Some years ago, the writer of this article occupied apartments in the first house to the right on reaching the summit of the Pincian steps. The tradition of the house ran to the effect that these rooms had been occupied by Salvator Rosa; and if, as they say, he selected them for the sake of their view of the setting sun, he chose well, for all the sunsets of Rome may there be seen to the best advantage. As an American, however, views of the setting sun in Italy were not specially attractive to us, and we always regretted for Salvator Rosa's sake that he had never seen a transatlantic sunset, compared with which those at Naples and Rome are tame spectacles. The traditional "beauty of an Italian sunset" is one of the many English provincialisms we have adopted and believed in along with numerous other errors embalmed in the literature of England. But we forget that we are standing on the Pincian in 1585. All is silent and deserted around us, and Rome is spread out at our feet.
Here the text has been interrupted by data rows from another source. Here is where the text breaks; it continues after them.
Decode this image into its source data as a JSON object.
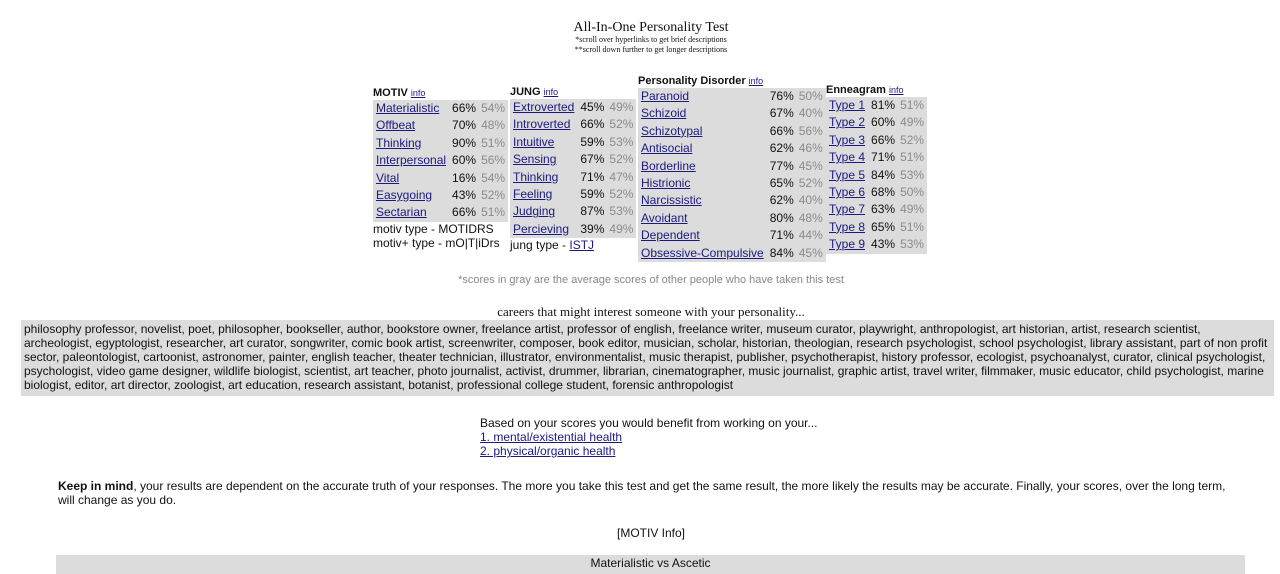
{
  "header": {
    "title": "All-In-One Personality Test",
    "subtitle1": "*scroll over hyperlinks to get brief descriptions",
    "subtitle2": "**scroll down further to get longer descriptions"
  },
  "motiv": {
    "title": "MOTIV",
    "info": "info",
    "rows": [
      {
        "label": "Materialistic",
        "value": "66%",
        "avg": "54%"
      },
      {
        "label": "Offbeat",
        "value": "70%",
        "avg": "48%"
      },
      {
        "label": "Thinking",
        "value": "90%",
        "avg": "51%"
      },
      {
        "label": "Interpersonal",
        "value": "60%",
        "avg": "56%"
      },
      {
        "label": "Vital",
        "value": "16%",
        "avg": "54%"
      },
      {
        "label": "Easygoing",
        "value": "43%",
        "avg": "52%"
      },
      {
        "label": "Sectarian",
        "value": "66%",
        "avg": "51%"
      }
    ],
    "type_line": "motiv type - MOTIDRS",
    "plus_line": "motiv+ type - mO|T|iDrs"
  },
  "jung": {
    "title": "JUNG",
    "info": "info",
    "rows": [
      {
        "label": "Extroverted",
        "value": "45%",
        "avg": "49%"
      },
      {
        "label": "Introverted",
        "value": "66%",
        "avg": "52%"
      },
      {
        "label": "Intuitive",
        "value": "59%",
        "avg": "53%"
      },
      {
        "label": "Sensing",
        "value": "67%",
        "avg": "52%"
      },
      {
        "label": "Thinking",
        "value": "71%",
        "avg": "47%"
      },
      {
        "label": "Feeling",
        "value": "59%",
        "avg": "52%"
      },
      {
        "label": "Judging",
        "value": "87%",
        "avg": "53%"
      },
      {
        "label": "Percieving",
        "value": "39%",
        "avg": "49%"
      }
    ],
    "type_prefix": "jung type - ",
    "type_value": "ISTJ"
  },
  "pd": {
    "title": "Personality Disorder",
    "info": "info",
    "rows": [
      {
        "label": "Paranoid",
        "value": "76%",
        "avg": "50%"
      },
      {
        "label": "Schizoid",
        "value": "67%",
        "avg": "40%"
      },
      {
        "label": "Schizotypal",
        "value": "66%",
        "avg": "56%"
      },
      {
        "label": "Antisocial",
        "value": "62%",
        "avg": "46%"
      },
      {
        "label": "Borderline",
        "value": "77%",
        "avg": "45%"
      },
      {
        "label": "Histrionic",
        "value": "65%",
        "avg": "52%"
      },
      {
        "label": "Narcissistic",
        "value": "62%",
        "avg": "40%"
      },
      {
        "label": "Avoidant",
        "value": "80%",
        "avg": "48%"
      },
      {
        "label": "Dependent",
        "value": "71%",
        "avg": "44%"
      },
      {
        "label": "Obsessive-Compulsive",
        "value": "84%",
        "avg": "45%"
      }
    ]
  },
  "enneagram": {
    "title": "Enneagram",
    "info": "info",
    "rows": [
      {
        "label": "Type 1",
        "value": "81%",
        "avg": "51%"
      },
      {
        "label": "Type 2",
        "value": "60%",
        "avg": "49%"
      },
      {
        "label": "Type 3",
        "value": "66%",
        "avg": "52%"
      },
      {
        "label": "Type 4",
        "value": "71%",
        "avg": "51%"
      },
      {
        "label": "Type 5",
        "value": "84%",
        "avg": "53%"
      },
      {
        "label": "Type 6",
        "value": "68%",
        "avg": "50%"
      },
      {
        "label": "Type 7",
        "value": "63%",
        "avg": "49%"
      },
      {
        "label": "Type 8",
        "value": "65%",
        "avg": "51%"
      },
      {
        "label": "Type 9",
        "value": "43%",
        "avg": "53%"
      }
    ]
  },
  "gray_note": "*scores in gray are the average scores of other people who have taken this test",
  "careers": {
    "title": "careers that might interest someone with your personality...",
    "text": "philosophy professor, novelist, poet, philosopher, bookseller, author, bookstore owner, freelance artist, professor of english, freelance writer, museum curator, playwright, anthropologist, art historian, artist, research scientist, archeologist, egyptologist, researcher, art curator, songwriter, comic book artist, screenwriter, composer, book editor, musician, scholar, historian, theologian, research psychologist, school psychologist, library assistant, part of non profit sector, paleontologist, cartoonist, astronomer, painter, english teacher, theater technician, illustrator, environmentalist, music therapist, publisher, psychotherapist, history professor, ecologist, psychoanalyst, curator, clinical psychologist, psychologist, video game designer, wildlife biologist, scientist, art teacher, photo journalist, activist, drummer, librarian, cinematographer, music journalist, graphic artist, travel writer, filmmaker, music educator, child psychologist, marine biologist, editor, art director, zoologist, art education, research assistant, botanist, professional college student, forensic anthropologist"
  },
  "benefit": {
    "intro": "Based on your scores you would benefit from working on your...",
    "item1": "1. mental/existential health",
    "item2": "2. physical/organic health"
  },
  "keep": {
    "bold": "Keep in mind",
    "text": ", your results are dependent on the accurate truth of your responses. The more you take this test and get the same result, the more likely the results may be accurate. Finally, your scores, over the long term, will change as you do."
  },
  "motiv_info": "[MOTIV Info]",
  "section_bar": "Materialistic vs Ascetic"
}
To the left are the salient points, the seven hills—for the Pincian was not one of them—the towers of the Capitol, the ruins of the palace of the Cæsars in the Farnese gardens on the Palatine, the belfry of Santa Maria Maggiore on the Esquiline, the Quirinal, as yet without the imposing mass of the pontifical palace. The Rospigliosi palace was not yet built, but the villa of Cardinal Sforza is seen, the same afterward known as the Barberini palace. We turn our eyes upon the lower city—inhabited Rome—and with difficulty make out but three or four cupolas. On the other hand, we see a perfect forest of towers on every side, some of them of prodigious size. On the left bank of the Tiber, many of these towers have of late years disappeared, but the Trastevere, as might be expected, is still full of them—so full, indeed, that a distant view of that quarter presents the appearance of a comb turned teeth upward. At that period, these towers were the universal appendage of an aristocratic dwelling. San Gemiguiano near Sienna is the only city in all Italy which has preserved them to this day.
As our stranger of three hundred years ago looks over Rome and listens to the confused noises which meet his ear, he is struck with the rarity of the sound of bells and with the small number of churches discernible. The great Catholic reaction consequent on the Reformation had for fifty years moved souls, but had not yet begun to move the stones. It is the following era which is to imprint upon Rome the architectural marks of the church triumphant. Later in the day, when our strangers shall have descended into the city and entered the churches, they will be struck with the barrenness of their interiors, and with the absence of paintings. They are probably ignorant of the fact that in Italy, during the middle ages, there was but one altar in a church, that there alone Mass was celebrated, that the mosaics and frescoes came in with architectural innovation, and that only toward the end of the sixteenth century were altars and oil-paintings multiplied with the side chapels.
And yet this comparative quiet of the city was animation itself, compared with the sights and sounds discernible from the same point at the period when the popes returned to Rome from Avignon.